Plots of Variables Over Time

Panda series were used to create a plot of each variable over time for Canada. The variables include employment rates, female school completion rate, male school completion rate, life expectancy, and gdp.

In [59]:
employment_ca.plot()
plt.ylabel('Employment rate')
Out[59]:
<matplotlib.text.Text at 0x10c289c90>
In [60]:
female_completion_ca.plot()
plt.ylabel('Female school completion rate')
Out[60]:
<matplotlib.text.Text at 0x11ba700d0>
In [61]:
male_completion_ca.plot()
plt.ylabel('Male school completion rate')
Out[61]:
<matplotlib.text.Text at 0x10dca0610>
In [56]:
life_expectancy_ca.plot()
plt.ylabel('Life expectancy rate')
Out[56]:
<matplotlib.text.Text at 0x11806cbd0>
In [55]:
gdp_ca.plot()
plt.ylabel('GDP in the United States')
Out[55]:
<matplotlib.text.Text at 0x10c2e0310>

GDP and Life Expectancy

In [ ]:
# Import Data
countries = ['Albania', 'Algeria', 'Andorra', 'Angola', 'Antigua and Barbuda',
             'Argentina', 'Armenia', 'Australia', 'Austria', 'Azerbaijan',
             'Bahamas', 'Bahrain', 'Bangladesh', 'Barbados', 'Belarus',
             'Belgium', 'Belize', 'Benin', 'Bhutan', 'Bolivia']

life_expectancy_values = [74.7,  75. ,  83.4,  57.6,  74.6,  75.4,  72.3,  81.5,  80.2,
                          70.3,  72.1,  76.4,  68.1,  75.2,  69.8,  79.4,  70.8,  62.7,
                          67.3,  70.6]

gdp_values = [ 1681.61390973,   2155.48523109,  21495.80508273,    562.98768478,
              13495.1274663 ,   9388.68852258,   1424.19056199,  24765.54890176,
              27036.48733192,   1945.63754911,  21721.61840978,  13373.21993972,
                483.97086804,   9783.98417323,   2253.46411147,  25034.66692293,
               3680.91642923,    366.04496652,   1175.92638695,   1132.21387981]

life_expectancy = pd.Series(life_expectancy_values)
gdp = pd.Series(gdp_values)
In [ ]:
# Life expectancy summary statistics 
print "Mean life expectancy:", life_expectancy.mean()
print "Standard deviation of the mean life expectancy:", round(life_expectancy.std(),2)
print "Max life expectancy:", round(life_expectancy.max(),2)
print "Sum life expectancy:", round(life_expectancy.sum(),2)
print

# GDP summary statistics 
print "Mean GDP:", round(gdp.mean(),2)
print "Standard deviation of the mean GDP:", round(gdp.std(),2)
print "Max GDP:", round(gdp.max(),2)
print "Sum GDP:", round(gdp.sum(),2)

Looking for the coorelation between two panda series where:

  • variable1 : The number of countries where both values are above or both are below the mean
  • variable2 : The number of countries where one value is above and one is below the mean
In [ ]:
def variable_correlation(variable1, variable2):
    '''
    Returns number of data points for when directions of variable1 
    and variable2 relative to the mean are the same or different.
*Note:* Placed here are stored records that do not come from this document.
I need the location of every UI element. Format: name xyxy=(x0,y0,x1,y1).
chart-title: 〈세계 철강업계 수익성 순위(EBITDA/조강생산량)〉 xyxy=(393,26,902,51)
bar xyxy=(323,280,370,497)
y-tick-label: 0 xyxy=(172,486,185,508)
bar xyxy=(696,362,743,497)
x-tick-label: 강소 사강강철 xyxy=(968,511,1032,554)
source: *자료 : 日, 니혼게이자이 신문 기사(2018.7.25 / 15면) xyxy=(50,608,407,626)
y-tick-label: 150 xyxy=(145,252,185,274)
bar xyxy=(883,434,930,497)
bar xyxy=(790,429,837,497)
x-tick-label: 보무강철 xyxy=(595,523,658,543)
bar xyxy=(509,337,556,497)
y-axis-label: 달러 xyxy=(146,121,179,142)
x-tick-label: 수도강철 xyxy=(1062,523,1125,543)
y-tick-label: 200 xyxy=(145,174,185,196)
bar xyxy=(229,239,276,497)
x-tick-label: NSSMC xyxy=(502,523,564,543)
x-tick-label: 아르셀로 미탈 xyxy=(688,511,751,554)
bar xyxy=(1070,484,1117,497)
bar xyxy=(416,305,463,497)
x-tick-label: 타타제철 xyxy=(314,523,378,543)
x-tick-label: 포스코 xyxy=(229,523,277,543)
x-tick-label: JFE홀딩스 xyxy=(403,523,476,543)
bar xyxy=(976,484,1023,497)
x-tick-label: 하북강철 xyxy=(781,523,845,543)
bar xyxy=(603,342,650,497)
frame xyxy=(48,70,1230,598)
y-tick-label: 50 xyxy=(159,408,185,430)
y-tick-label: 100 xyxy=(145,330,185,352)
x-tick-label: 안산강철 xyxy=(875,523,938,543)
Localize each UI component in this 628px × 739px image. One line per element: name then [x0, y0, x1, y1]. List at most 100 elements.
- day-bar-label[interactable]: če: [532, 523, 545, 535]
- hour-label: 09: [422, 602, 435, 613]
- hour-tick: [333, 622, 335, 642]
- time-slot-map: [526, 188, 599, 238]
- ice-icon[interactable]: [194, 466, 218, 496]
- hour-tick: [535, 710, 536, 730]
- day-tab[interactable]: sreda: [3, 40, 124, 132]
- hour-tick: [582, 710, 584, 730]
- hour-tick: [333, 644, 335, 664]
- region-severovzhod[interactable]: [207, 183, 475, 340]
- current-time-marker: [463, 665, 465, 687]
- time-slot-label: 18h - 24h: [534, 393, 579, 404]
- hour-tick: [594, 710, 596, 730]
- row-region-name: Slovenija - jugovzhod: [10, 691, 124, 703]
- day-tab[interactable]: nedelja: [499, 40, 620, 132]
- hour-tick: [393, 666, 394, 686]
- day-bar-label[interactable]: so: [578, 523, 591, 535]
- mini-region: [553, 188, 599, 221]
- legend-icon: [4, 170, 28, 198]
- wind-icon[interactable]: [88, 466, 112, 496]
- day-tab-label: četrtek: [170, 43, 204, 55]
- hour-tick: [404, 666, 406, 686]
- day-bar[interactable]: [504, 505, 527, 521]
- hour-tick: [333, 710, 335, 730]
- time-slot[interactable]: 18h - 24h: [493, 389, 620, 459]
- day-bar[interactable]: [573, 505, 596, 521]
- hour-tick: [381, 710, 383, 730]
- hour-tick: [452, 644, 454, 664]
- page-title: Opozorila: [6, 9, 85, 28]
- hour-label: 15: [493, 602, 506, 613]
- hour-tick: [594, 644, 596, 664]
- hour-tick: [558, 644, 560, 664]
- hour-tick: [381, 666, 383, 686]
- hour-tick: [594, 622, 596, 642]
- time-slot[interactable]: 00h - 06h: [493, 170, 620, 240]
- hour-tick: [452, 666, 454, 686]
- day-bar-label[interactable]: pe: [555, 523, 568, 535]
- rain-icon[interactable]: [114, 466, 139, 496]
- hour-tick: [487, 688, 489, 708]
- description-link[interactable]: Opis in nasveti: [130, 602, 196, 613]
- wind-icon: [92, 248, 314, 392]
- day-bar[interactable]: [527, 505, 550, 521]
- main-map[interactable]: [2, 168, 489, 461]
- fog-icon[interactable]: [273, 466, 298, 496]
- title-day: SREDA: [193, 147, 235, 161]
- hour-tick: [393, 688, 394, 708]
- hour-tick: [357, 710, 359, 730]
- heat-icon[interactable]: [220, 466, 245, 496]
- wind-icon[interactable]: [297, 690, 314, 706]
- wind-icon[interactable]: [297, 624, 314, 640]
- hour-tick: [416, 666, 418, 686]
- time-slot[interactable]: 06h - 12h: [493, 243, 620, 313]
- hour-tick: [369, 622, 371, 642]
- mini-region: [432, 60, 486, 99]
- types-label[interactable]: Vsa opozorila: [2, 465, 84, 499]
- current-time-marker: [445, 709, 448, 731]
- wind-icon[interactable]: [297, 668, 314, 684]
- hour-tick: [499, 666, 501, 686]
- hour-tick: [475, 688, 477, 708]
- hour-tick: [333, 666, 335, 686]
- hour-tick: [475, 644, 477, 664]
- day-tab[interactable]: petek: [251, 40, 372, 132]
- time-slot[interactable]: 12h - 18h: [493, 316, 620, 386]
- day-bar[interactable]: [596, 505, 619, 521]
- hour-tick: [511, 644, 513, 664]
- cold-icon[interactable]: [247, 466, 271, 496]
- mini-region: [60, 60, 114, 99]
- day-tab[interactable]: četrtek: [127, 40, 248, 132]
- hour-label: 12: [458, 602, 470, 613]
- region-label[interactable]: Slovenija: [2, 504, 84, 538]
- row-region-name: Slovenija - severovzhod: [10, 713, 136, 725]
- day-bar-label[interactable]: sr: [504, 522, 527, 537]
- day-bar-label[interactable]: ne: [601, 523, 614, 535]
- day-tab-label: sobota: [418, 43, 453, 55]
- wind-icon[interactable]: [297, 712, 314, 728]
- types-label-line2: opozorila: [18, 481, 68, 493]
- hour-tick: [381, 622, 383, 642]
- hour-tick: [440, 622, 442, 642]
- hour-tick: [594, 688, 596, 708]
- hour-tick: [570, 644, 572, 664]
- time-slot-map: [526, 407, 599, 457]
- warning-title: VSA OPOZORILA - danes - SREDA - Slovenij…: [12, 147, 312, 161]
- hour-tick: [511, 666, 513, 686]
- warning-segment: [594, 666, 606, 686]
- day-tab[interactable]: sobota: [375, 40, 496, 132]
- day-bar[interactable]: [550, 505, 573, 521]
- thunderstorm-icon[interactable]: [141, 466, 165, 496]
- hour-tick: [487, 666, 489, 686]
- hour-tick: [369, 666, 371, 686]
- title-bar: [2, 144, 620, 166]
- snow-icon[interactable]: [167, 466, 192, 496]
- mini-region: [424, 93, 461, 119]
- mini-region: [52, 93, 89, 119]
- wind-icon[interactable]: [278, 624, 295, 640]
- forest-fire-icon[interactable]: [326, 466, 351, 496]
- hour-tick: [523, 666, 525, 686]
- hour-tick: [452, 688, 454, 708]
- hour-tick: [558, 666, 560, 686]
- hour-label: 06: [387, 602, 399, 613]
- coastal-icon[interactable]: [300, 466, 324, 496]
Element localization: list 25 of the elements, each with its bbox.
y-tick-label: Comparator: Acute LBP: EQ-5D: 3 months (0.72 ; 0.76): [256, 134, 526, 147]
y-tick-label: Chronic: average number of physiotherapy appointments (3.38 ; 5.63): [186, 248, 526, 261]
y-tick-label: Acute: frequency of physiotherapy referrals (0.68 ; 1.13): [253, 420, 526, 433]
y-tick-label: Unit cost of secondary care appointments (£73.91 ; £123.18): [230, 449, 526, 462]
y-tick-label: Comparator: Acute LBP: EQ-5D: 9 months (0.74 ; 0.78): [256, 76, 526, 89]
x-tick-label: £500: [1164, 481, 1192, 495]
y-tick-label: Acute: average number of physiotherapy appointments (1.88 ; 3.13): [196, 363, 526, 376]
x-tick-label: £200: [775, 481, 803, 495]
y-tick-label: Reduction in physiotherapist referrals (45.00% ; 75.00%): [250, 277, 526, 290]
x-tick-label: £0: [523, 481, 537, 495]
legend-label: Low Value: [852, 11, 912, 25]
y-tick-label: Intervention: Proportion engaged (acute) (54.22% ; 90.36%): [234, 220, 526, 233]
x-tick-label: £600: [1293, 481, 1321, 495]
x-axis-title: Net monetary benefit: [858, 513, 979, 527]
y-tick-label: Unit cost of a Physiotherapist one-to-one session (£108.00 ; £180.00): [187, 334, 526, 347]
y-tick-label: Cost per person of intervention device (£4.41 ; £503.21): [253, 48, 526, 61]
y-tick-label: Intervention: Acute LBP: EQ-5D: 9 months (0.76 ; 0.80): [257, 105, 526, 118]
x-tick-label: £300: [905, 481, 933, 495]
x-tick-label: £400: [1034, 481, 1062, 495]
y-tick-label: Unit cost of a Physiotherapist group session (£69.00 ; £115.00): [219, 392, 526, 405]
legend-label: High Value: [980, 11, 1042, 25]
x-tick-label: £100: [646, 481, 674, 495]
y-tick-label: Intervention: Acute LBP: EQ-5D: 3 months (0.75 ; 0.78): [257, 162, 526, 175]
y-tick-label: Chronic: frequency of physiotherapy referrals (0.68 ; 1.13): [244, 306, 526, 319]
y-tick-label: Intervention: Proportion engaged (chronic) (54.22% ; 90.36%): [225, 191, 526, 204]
Direction 
    here means whether each value is above or below its mean.
    '''
    # Data points in the same/different direction as boolean 
    both_above = (variable1 > variable1.mean()) & (variable2 > variable2.mean())
    both_below = (variable1 < variable1.mean()) & (variable2 < variable2.mean())
    
    # If value is equal to the mean 
    is_same_direction = both_above | both_below 
    # Add up array of booleans to count number of Trues 
    num_same_direction = is_same_direction.sum() 
    
    num_different_direction = len(variable1) - num_same_direction
    
    return (num_same_direction, num_different_direction)

# Correlation between life expectancy and GDP
variable_correlation(life_expectancy, gdp)

Positive correlation between GDP and Life Expectancy

For our sample set, 17 pairs of data points are going in the same direction, and 3 pairs of data are going in the opposite direction. Since the first number is large and the second number is small, there is a positive correlation. If one number is large whereas the other number was small, then there would be a negative coorelation. If the two numbers were equal, then there would be no correlation.